Giuseppe
Viola has gone through the most meaningful stages of his artistic career by
the power of his strokes and colours. His colours are those of
the sun and of the Mediterranean, capable of lighting up instantly like red-hot
lava. They come from the passion, disciplined through practice, that harbours
in his heart and soul. His subjects are manifold: landscapes, figures, nudes,
still lifes. But it is chiefly in the field of research that his painting
has produced significant results in the post-war period, or from the 1960s
to be more precise. Such was his encounter with Imagism, when his works gave
shape to geometrical - as well as poetical - forms of synthesis. Today Viola
is an expressionist painter, intent on restyling classical models of private
and public history. The latter is exemplified in his representations of episodes
of the war-time Resistance, forceful statements in oil, currently belonging
to the picture gallery of the city of Melzo. The Milanese painter (but with
origins in Palermo, Sicily) was recently dedicated an anthological exhibition
by the Milan Press Club, with a beautiful monograph illustrating his entire
production in ceramics and in sculpture as well as in painting. The Vatican’s
Museum of Modern Art still has on display his painting “L’amore della vita”,
a lovely work that was much talked about in the 1970s. Along with Viola’s
customary production, regularly found in major art galleries and auctions,
there are also works commissioned by public institutions and by churches,
such as the panel depicting San Francesco da Paola for the Church of Sant’Antonio
da Padova. Many well-known critics and writers, over the years, have given
affectionate and learned testimonies on Viola, focussing on the stronger features
of his painting, the livelier aspects and the more characteristic traits,
as when Dino Buzzati commented on the painting of a pony in white and grey.
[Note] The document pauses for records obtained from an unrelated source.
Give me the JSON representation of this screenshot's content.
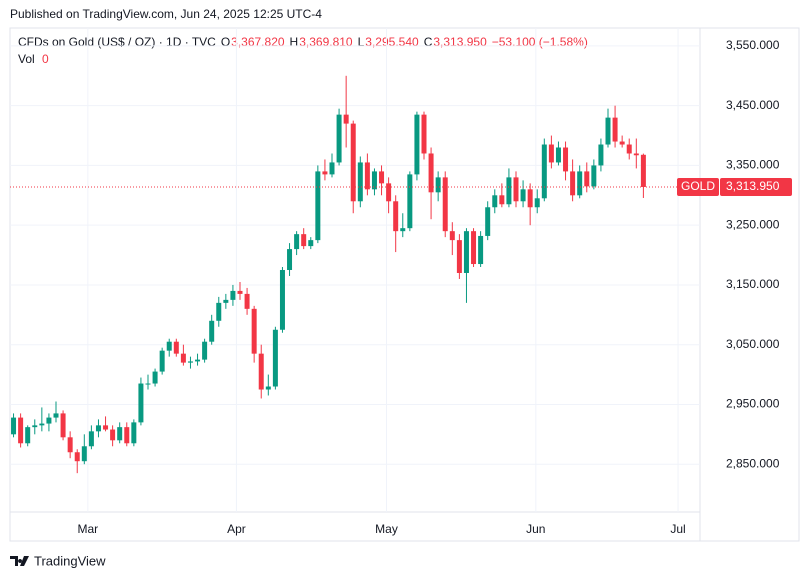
{
  "chart_data": {
    "type": "candlestick",
    "published": "Published on TradingView.com, Jun 24, 2025 12:25 UTC-4",
    "symbol": "CFDs on Gold (US$ / OZ) · 1D · TVC",
    "legend": {
      "o_label": "O",
      "o": "3,367.820",
      "h_label": "H",
      "h": "3,369.810",
      "l_label": "L",
      "l": "3,295.540",
      "c_label": "C",
      "c": "3,313.950",
      "change": "−53.100 (−1.58%)",
      "vol_label": "Vol",
      "vol": "0"
    },
    "price_tag": {
      "name": "GOLD",
      "value": 3313.95,
      "label": "3,313.950"
    },
    "brand": "TradingView",
    "up_color": "#089981",
    "down_color": "#f23645",
    "grid": true,
    "x": [
      0,
      1,
      2,
      3,
      4,
      5,
      6,
      7,
      8,
      9,
      10,
      11,
      12,
      13,
      14,
      15,
      16,
      17,
      18,
      19,
      20,
      21,
      22,
      23,
      24,
      25,
      26,
      27,
      28,
      29,
      30,
      31,
      32,
      33,
      34,
      35,
      36,
      37,
      38,
      39,
      40,
      41,
      42,
      43,
      44,
      45,
      46,
      47,
      48,
      49,
      50,
      51,
      52,
      53,
      54,
      55,
      56,
      57,
      58,
      59,
      60,
      61,
      62,
      63,
      64,
      65,
      66,
      67,
      68,
      69,
      70,
      71,
      72,
      73,
      74,
      75,
      76,
      77,
      78,
      79,
      80,
      81,
      82,
      83,
      84,
      85,
      86,
      87,
      88,
      89
    ],
    "open": [
      2900,
      2928,
      2885,
      2912,
      2915,
      2918,
      2928,
      2935,
      2895,
      2870,
      2855,
      2880,
      2905,
      2915,
      2908,
      2890,
      2912,
      2885,
      2920,
      2985,
      2985,
      3005,
      3040,
      3055,
      3035,
      3020,
      3022,
      3025,
      3055,
      3090,
      3120,
      3125,
      3140,
      3135,
      3110,
      3035,
      2975,
      2980,
      3075,
      3175,
      3210,
      3235,
      3215,
      3225,
      3340,
      3335,
      3355,
      3435,
      3420,
      3290,
      3355,
      3310,
      3340,
      3320,
      3290,
      3240,
      3245,
      3335,
      3435,
      3370,
      3305,
      3330,
      3240,
      3225,
      3170,
      3240,
      3185,
      3232,
      3280,
      3300,
      3285,
      3330,
      3290,
      3310,
      3280,
      3295,
      3385,
      3355,
      3380,
      3340,
      3300,
      3340,
      3315,
      3350,
      3385,
      3430,
      3390,
      3385,
      3370,
      3367.82
    ],
    "high": [
      2935,
      2935,
      2915,
      2925,
      2945,
      2935,
      2955,
      2940,
      2905,
      2875,
      2900,
      2915,
      2925,
      2930,
      2915,
      2920,
      2920,
      2925,
      2995,
      3000,
      3010,
      3045,
      3060,
      3060,
      3050,
      3030,
      3035,
      3060,
      3100,
      3130,
      3135,
      3150,
      3155,
      3145,
      3115,
      3050,
      3000,
      3080,
      3180,
      3220,
      3240,
      3245,
      3230,
      3350,
      3360,
      3370,
      3445,
      3500,
      3425,
      3365,
      3370,
      3345,
      3350,
      3330,
      3300,
      3270,
      3340,
      3440,
      3440,
      3380,
      3340,
      3340,
      3255,
      3235,
      3245,
      3245,
      3240,
      3290,
      3310,
      3320,
      3345,
      3340,
      3325,
      3320,
      3310,
      3395,
      3400,
      3390,
      3390,
      3360,
      3350,
      3355,
      3360,
      3395,
      3445,
      3450,
      3400,
      3395,
      3395,
      3369.81
    ],
    "low": [
      2895,
      2878,
      2880,
      2900,
      2905,
      2905,
      2920,
      2890,
      2860,
      2835,
      2850,
      2875,
      2895,
      2905,
      2880,
      2885,
      2880,
      2880,
      2915,
      2975,
      2980,
      3000,
      3030,
      3030,
      3015,
      3010,
      3015,
      3020,
      3050,
      3080,
      3110,
      3115,
      3125,
      3100,
      3020,
      2960,
      2965,
      2975,
      3070,
      3165,
      3200,
      3210,
      3210,
      3220,
      3325,
      3330,
      3350,
      3380,
      3270,
      3280,
      3300,
      3300,
      3300,
      3270,
      3205,
      3230,
      3240,
      3325,
      3360,
      3260,
      3290,
      3230,
      3200,
      3160,
      3120,
      3180,
      3180,
      3225,
      3270,
      3280,
      3280,
      3280,
      3280,
      3250,
      3270,
      3290,
      3345,
      3350,
      3325,
      3290,
      3295,
      3305,
      3310,
      3340,
      3380,
      3380,
      3380,
      3360,
      3345,
      3295.54
    ],
    "close": [
      2928,
      2885,
      2912,
      2915,
      2918,
      2928,
      2935,
      2895,
      2870,
      2855,
      2880,
      2905,
      2915,
      2908,
      2890,
      2912,
      2885,
      2920,
      2985,
      2985,
      3005,
      3040,
      3055,
      3035,
      3020,
      3022,
      3025,
      3055,
      3090,
      3120,
      3125,
      3140,
      3135,
      3110,
      3035,
      2975,
      2980,
      3075,
      3175,
      3210,
      3235,
      3215,
      3225,
      3340,
      3335,
      3355,
      3435,
      3420,
      3290,
      3355,
      3310,
      3340,
      3320,
      3290,
      3240,
      3245,
      3335,
      3435,
      3370,
      3305,
      3330,
      3240,
      3225,
      3170,
      3240,
      3185,
      3232,
      3280,
      3300,
      3285,
      3330,
      3290,
      3310,
      3280,
      3295,
      3385,
      3355,
      3380,
      3340,
      3300,
      3340,
      3315,
      3350,
      3385,
      3430,
      3390,
      3385,
      3370,
      3367,
      3313.95
    ],
    "xlim": [
      -0.5,
      97
    ],
    "xticks": [
      {
        "value": 10.5,
        "label": "Mar"
      },
      {
        "value": 31.5,
        "label": "Apr"
      },
      {
        "value": 52.7,
        "label": "May"
      },
      {
        "value": 73.8,
        "label": "Jun"
      },
      {
        "value": 93.9,
        "label": "Jul"
      }
    ],
    "ylim": [
      2770,
      3580
    ],
    "yticks": [
      {
        "value": 2850,
        "label": "2,850.000"
      },
      {
        "value": 2950,
        "label": "2,950.000"
      },
      {
        "value": 3050,
        "label": "3,050.000"
      },
      {
        "value": 3150,
        "label": "3,150.000"
      },
      {
        "value": 3250,
        "label": "3,250.000"
      },
      {
        "value": 3350,
        "label": "3,350.000"
      },
      {
        "value": 3450,
        "label": "3,450.000"
      },
      {
        "value": 3550,
        "label": "3,550.000"
      }
    ]
  }
}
It is worthwhile to quote what Luciano Budigna had to say about Viola: “From
landscapes pulsating with the occasionally obsessive beat of violent colours,
to still lifes that can be fiercely exasperating with their incomparable chromatic
sumptuousness, to the stark representations of female nudes of absolute emblematic
beauty, to the extraordinary luministic intensity of the interiors, Giuseppe
Viola comes to us directly, straightforward and uncompromising.” The landscapes
especially are imbued with lyricism, and with magic strokes of colour whose
flaming tones depict Italian scenes, from north to south, in a succession
of seascapes, of beaches like the ones in Riccione or Santa Margherita Ligure,
all the way down to Taormina. And again, landscapes of Lombardy, countrysides,
the environs of Bergamo, mountain views, lake views, delving right into the
heart of Milan, with pictures of Via Cosseria (where Viola had his studio
in 1971), but also scenes from Via Col di Lana, from the Naviglio, and the
red churches. Viola is a great landscapist, and has poured into his paintings
the sunny soul of the average Italian, the spectacularity of events, the very
energy of the world and of what is in it. After the landscapes, there are
the figures - an endless parade of characters caught in acts of everyday life:
a man smoking his pipe, a chestnut-seller, cardsharps, farmers, mandolin and
accordion players, gypsies, lorry drivers, fishermen. Each figure is outlined
in its essential features, as if frozen in gestures where hands and eyes reveal
their true being. The same Mediterranean radiance also springs out in the
series of paintings dedicated to Spain and to bullfighting, all based of interweaving
tones of red and black. Giuseppe Viola is definitely an Italian painter, fully
consistent with that great Italian tradition of realism (or neo-realism) that
in the post-war period sought out the basic essence of man and the world,
confronting its fundamental aspects. Representing reality as he does with
the power of colour, Giuseppe Viola also lends it his own brand of poetry,
that observers perceive immediately, as if surprised in paralysing wonderment.